The possibility that homeostatic regulation is overwhelmed at levels above 0.2–0.3 mg/m³ Mn as fume, and possibly dust, needs to be considered. The evidence suggests that the traditional cumulative exposure metrics may well predict neurobehavioral effects when exposures are high enough to defeat homeostatic regulation.

5. Conclusion

Adverse neurobehavioral effects of respirable exposures in this manganese-alloy production facility appear largely to depend on furnace-area emissions rather than mechanically generated dusts. These furnace emissions originate as much smaller particles and have distinct surface characteristics. Comparing predictions using metrics with diverse treatment of time since exposure suggests that there are reversible, irreversible and progressive changes with Mn exposure for selected outcomes.

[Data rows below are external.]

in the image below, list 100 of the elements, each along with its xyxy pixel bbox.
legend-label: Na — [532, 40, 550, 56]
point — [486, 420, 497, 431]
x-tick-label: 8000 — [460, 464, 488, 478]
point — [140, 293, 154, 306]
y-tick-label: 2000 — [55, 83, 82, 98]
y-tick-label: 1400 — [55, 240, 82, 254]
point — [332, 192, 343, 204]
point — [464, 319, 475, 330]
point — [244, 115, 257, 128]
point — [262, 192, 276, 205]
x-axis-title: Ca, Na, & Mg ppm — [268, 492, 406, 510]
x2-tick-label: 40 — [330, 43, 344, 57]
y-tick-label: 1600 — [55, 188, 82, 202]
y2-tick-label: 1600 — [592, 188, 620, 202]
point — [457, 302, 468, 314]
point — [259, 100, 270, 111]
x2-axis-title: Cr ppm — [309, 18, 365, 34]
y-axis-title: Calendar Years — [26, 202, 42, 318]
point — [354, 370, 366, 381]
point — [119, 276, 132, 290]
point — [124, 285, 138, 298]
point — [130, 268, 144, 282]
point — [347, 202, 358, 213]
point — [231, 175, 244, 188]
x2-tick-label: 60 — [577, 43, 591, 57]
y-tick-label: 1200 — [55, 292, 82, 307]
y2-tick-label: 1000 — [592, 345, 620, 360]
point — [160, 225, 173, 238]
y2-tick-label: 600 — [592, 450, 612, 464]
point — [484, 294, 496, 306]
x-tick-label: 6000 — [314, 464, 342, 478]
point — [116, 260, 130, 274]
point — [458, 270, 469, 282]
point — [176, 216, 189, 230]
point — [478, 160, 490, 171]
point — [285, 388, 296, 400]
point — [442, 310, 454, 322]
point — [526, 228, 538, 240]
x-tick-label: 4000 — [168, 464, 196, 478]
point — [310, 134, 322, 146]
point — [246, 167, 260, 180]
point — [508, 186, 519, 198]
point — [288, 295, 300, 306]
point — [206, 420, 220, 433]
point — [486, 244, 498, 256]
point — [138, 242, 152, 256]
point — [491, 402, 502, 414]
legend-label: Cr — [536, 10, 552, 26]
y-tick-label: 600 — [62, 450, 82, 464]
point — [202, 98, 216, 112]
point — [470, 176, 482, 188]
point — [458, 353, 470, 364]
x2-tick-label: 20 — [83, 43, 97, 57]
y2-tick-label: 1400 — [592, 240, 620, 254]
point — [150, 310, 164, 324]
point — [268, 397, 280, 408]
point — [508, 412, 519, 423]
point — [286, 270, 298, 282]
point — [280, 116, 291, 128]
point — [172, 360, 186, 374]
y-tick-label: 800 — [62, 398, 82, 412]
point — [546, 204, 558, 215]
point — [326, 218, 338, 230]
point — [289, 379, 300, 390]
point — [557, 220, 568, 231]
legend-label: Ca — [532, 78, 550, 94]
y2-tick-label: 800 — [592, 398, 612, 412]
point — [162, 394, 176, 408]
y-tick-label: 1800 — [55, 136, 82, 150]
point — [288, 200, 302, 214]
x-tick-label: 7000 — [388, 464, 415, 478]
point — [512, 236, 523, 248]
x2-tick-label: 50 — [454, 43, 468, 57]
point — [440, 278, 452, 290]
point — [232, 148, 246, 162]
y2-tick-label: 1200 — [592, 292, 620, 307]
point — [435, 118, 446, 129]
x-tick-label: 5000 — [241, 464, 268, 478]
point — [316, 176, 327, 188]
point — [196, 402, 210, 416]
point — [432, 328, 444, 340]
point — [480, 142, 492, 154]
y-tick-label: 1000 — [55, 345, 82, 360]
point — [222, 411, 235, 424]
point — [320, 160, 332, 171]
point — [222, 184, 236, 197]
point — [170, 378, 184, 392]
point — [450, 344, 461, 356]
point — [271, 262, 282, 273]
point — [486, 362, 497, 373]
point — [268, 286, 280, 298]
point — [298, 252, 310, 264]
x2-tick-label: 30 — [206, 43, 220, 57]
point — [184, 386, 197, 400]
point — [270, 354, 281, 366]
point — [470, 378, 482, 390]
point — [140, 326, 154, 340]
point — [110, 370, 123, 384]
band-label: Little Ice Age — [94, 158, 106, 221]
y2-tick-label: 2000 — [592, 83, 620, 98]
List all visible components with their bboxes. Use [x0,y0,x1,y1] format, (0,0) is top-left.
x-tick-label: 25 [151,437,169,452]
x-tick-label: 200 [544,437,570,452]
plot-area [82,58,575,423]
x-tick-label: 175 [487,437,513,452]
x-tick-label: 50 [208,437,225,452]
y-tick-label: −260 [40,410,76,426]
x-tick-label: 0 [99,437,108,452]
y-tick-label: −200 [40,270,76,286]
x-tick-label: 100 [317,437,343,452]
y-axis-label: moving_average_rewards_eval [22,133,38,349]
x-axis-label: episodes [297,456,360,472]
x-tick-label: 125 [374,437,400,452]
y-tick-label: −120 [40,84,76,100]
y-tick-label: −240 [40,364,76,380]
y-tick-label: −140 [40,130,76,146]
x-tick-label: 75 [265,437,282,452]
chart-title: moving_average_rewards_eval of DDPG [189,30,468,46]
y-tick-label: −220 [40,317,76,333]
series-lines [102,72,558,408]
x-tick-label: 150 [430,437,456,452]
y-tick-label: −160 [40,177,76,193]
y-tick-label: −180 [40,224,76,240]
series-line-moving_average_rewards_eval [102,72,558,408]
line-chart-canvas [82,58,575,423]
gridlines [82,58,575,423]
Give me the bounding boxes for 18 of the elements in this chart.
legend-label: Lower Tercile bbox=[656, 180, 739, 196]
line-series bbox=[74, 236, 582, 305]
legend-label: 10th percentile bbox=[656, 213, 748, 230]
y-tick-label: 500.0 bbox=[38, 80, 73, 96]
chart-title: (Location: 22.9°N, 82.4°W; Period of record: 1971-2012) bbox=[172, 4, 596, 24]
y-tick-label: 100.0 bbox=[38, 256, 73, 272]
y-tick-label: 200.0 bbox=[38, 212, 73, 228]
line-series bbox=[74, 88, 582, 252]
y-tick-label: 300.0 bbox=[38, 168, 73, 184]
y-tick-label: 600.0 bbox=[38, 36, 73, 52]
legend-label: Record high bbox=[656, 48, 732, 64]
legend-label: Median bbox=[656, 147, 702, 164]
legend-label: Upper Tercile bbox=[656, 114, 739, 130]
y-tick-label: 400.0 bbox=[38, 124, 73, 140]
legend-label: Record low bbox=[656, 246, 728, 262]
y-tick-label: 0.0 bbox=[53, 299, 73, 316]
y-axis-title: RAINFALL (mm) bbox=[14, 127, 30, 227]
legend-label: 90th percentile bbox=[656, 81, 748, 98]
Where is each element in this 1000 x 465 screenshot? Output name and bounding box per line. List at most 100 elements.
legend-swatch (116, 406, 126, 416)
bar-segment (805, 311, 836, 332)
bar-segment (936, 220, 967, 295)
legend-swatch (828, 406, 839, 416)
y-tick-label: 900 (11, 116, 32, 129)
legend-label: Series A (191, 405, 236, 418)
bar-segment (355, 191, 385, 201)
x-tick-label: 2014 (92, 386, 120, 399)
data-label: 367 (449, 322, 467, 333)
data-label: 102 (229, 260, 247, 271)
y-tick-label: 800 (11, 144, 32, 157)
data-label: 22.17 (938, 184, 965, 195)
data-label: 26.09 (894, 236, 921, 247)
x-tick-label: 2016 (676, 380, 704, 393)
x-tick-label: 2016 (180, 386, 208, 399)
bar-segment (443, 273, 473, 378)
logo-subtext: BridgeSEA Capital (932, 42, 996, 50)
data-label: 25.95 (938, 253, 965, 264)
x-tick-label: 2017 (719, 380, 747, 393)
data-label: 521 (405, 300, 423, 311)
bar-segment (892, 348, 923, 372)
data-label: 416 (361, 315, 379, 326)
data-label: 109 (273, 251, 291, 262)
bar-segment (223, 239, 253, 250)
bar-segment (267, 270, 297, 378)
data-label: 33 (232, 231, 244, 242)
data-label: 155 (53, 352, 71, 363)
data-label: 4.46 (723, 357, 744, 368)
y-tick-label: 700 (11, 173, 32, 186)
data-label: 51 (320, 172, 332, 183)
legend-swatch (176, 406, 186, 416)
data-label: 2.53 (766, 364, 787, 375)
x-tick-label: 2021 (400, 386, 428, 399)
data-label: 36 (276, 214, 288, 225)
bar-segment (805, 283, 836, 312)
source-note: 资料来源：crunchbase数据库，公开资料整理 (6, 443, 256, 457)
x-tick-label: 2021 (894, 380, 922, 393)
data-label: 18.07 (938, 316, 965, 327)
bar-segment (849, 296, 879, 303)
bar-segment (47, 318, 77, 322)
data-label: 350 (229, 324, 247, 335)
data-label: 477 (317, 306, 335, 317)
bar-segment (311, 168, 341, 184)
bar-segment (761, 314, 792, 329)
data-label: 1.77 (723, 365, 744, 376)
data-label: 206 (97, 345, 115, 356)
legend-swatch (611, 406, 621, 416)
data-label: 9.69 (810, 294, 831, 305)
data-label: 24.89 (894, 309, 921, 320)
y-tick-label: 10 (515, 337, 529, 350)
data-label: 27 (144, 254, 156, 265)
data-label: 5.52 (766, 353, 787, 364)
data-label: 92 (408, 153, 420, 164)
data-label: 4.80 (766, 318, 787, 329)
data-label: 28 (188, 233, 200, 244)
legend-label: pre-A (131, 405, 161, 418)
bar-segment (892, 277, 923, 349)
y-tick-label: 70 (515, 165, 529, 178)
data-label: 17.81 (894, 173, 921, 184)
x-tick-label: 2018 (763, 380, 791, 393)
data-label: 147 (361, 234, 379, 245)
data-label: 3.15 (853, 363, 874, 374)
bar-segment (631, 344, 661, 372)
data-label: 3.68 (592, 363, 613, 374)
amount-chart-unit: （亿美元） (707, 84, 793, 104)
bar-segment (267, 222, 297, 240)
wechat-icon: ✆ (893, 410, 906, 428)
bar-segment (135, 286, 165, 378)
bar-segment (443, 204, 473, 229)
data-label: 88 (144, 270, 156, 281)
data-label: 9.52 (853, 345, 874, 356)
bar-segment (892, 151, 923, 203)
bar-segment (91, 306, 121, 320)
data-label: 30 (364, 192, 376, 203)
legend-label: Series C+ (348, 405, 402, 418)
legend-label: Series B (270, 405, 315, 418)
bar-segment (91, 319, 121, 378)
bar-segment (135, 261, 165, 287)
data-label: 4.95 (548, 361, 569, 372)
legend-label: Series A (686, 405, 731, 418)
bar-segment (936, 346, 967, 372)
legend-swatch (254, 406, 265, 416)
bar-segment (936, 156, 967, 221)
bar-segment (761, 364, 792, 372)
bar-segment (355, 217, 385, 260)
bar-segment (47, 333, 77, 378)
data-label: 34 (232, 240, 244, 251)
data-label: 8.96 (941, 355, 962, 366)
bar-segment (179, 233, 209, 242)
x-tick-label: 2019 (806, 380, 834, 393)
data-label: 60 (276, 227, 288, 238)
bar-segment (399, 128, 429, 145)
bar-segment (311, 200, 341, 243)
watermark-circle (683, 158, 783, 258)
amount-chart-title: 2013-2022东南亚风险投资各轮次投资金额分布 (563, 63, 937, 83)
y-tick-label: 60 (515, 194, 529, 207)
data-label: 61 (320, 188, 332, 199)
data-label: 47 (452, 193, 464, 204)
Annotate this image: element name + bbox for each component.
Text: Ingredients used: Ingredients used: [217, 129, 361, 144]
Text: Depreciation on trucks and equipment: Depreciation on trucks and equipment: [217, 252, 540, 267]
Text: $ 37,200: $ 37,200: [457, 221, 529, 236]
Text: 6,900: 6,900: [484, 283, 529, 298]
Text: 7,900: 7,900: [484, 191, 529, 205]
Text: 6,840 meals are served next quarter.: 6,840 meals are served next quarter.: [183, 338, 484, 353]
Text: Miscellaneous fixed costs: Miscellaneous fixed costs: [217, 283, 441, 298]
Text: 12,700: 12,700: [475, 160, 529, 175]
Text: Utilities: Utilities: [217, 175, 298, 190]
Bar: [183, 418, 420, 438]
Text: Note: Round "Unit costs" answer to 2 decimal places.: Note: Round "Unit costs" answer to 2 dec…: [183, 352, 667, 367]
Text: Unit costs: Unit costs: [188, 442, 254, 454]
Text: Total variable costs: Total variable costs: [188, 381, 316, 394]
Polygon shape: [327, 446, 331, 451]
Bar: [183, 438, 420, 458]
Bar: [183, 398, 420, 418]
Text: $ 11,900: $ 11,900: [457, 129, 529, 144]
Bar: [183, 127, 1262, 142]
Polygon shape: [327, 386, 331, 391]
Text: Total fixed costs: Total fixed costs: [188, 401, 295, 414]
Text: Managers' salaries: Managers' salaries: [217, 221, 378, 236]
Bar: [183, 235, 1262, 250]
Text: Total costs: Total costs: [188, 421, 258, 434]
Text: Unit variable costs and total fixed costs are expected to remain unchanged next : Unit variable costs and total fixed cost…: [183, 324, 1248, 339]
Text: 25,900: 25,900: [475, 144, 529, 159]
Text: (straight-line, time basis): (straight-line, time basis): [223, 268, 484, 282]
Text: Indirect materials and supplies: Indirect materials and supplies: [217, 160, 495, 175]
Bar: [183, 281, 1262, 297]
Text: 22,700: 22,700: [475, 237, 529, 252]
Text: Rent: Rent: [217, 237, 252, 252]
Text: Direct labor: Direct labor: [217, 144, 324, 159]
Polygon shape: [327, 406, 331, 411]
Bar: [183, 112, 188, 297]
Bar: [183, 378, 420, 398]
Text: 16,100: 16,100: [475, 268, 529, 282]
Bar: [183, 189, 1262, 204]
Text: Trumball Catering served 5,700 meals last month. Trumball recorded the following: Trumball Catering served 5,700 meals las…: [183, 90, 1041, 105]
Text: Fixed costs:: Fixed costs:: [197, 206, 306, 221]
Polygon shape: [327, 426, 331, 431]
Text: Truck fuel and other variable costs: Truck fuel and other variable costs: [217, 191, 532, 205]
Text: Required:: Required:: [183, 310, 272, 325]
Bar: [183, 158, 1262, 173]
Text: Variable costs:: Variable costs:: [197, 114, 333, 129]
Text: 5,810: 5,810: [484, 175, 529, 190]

Duration of exposure itself is a strong predictor of effects probably reflecting homeostatic control of Mn tissue levels for airborne exposures less than 0.2 mg/m³ respirable Mn. The challenge for risk assessment is to identify the upper bound of internal Mn tissue levels under normal metabolic regulation, establish an exposure response in this range on external exposures, and determine if the maximum level of acceptable risk is exceeded in that range of Mn exposure. If not, then the more complex exposure response in the region of failing homeostatic regulation would need to be described.